Cadurcopanoplos is an extinct genus of anguimorph from the Late Eocene of southern France. The type and only species is C. vaylatsensis. The genus name is derived from "Cadurcum", the Latin name for the town of Cahors (which is near the locality where fossils of Cadurcopanoplos were discovered) and also the ancient Celtic tribe, the Cadurci, who lived in the area. The second half of the genus name comes from the Ancient Greek work "panoplos", meaning "in full armor", which alludes to the armored skin of Cadurocopanoplos and its relatives. The species epithet refers to the town of Vaylats, which is also near the site where the fossils were discovered.

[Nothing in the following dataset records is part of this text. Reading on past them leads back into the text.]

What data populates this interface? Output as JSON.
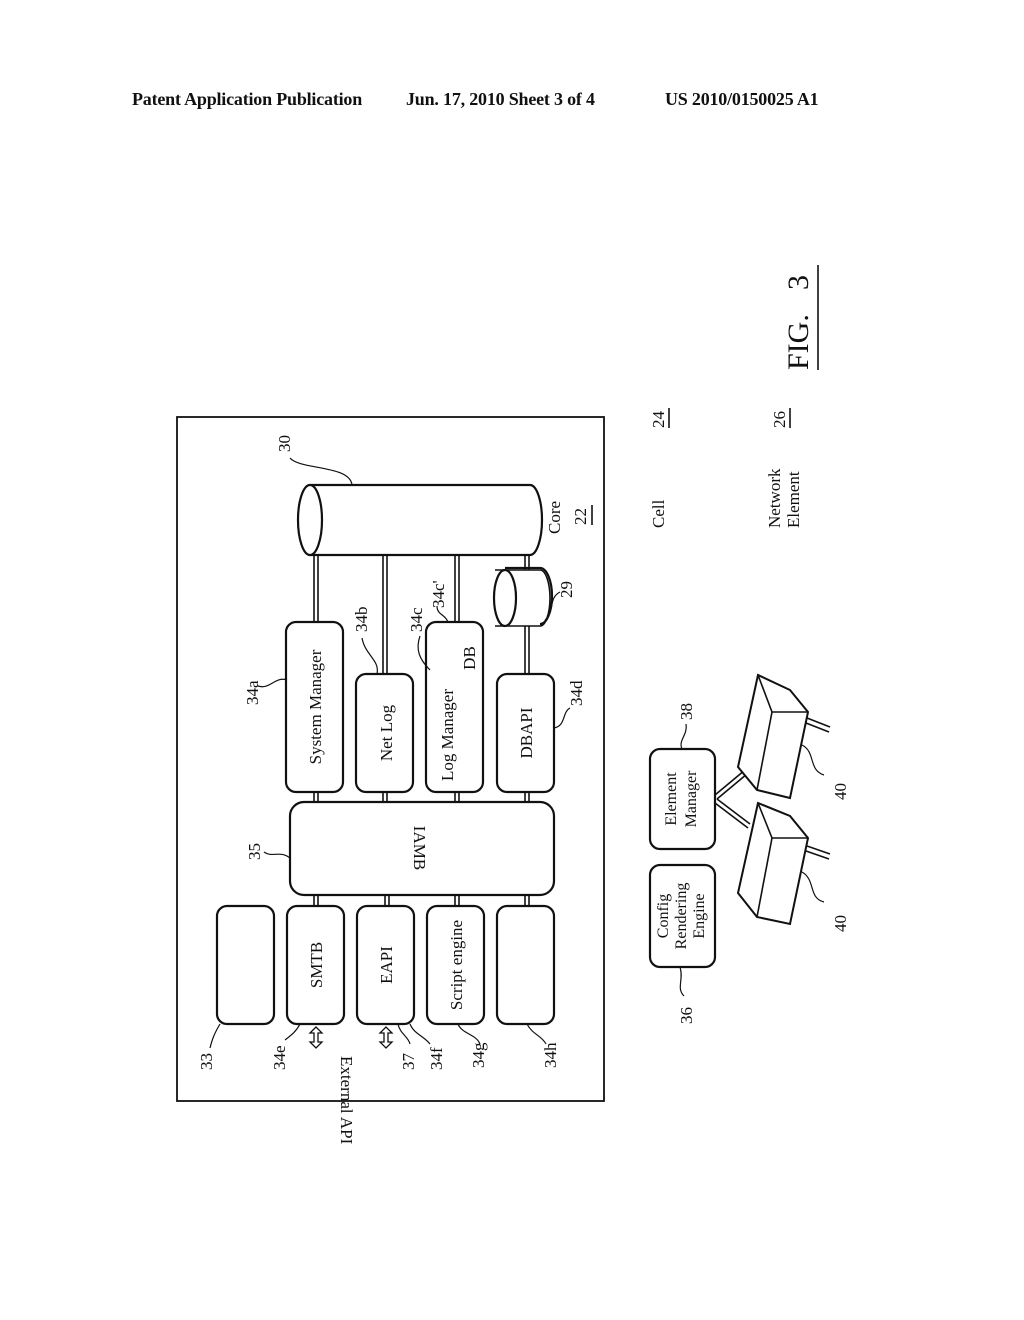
{
  "header": {
    "publication": "Patent Application Publication",
    "date_sheet": "Jun. 17, 2010  Sheet 3 of 4",
    "patent_number": "US 2010/0150025 A1"
  },
  "figure": {
    "label": "FIG.",
    "number": "3"
  },
  "core": {
    "label": "Core",
    "ref": "22",
    "bus_ref": "30",
    "small_db_ref": "29"
  },
  "top_modules": [
    {
      "label": "System Manager",
      "ref": "34a"
    },
    {
      "label": "Net Log",
      "ref": "34b"
    },
    {
      "label": "Log Manager",
      "ref": "34c",
      "sub_label": "DB",
      "sub_ref": "34c'"
    },
    {
      "label": "DBAPI",
      "ref": "34d"
    }
  ],
  "iamb": {
    "label": "IAMB",
    "ref": "35"
  },
  "bottom_modules": [
    {
      "label": "",
      "ref": "33"
    },
    {
      "label": "SMTB",
      "ref": "34e"
    },
    {
      "label": "EAPI",
      "ref": "34f"
    },
    {
      "label": "Script engine",
      "ref": "34g"
    },
    {
      "label": "",
      "ref": "34h"
    }
  ],
  "external_api": {
    "label": "External API",
    "ref": "37"
  },
  "legend": {
    "cell": {
      "label": "Cell",
      "ref": "24"
    },
    "network_element": {
      "label_line1": "Network",
      "label_line2": "Element",
      "ref": "26"
    }
  },
  "element_manager": {
    "label_line1": "Element",
    "label_line2": "Manager",
    "ref": "38"
  },
  "config_engine": {
    "label_line1": "Config",
    "label_line2": "Rendering",
    "label_line3": "Engine",
    "ref": "36"
  },
  "network_devices": [
    {
      "ref": "40"
    },
    {
      "ref": "40"
    }
  ]
}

The holotype of Cadurcopanoplos is a single incomplete frontal bone which was given the specimen number MHNT.PAL.2023.0.31.114. A second fossil, a partial right mandible (specimen UM-BFI 3070), was found at the same locality and was tentatively referred to the genus. This mandible is very heavily built and differs from every other taxon known from the locality, which forms the basis of this referral.

Cadurcopanoplos was assigned to Glyptosauridae based on the osteoderms attached to the skull bone of the holotype. The exact shape and pattern of these osteoderms, which differs from all other known species in this group, was the basis for naming a new genus. The only fossils of Caduropanoplos were discovered in the Quercy Phosphorites Formation in southern France. It was discovered at a locality called La Bouffie near the village of Vaylats. This stratum dates to the Late Eocene epoch.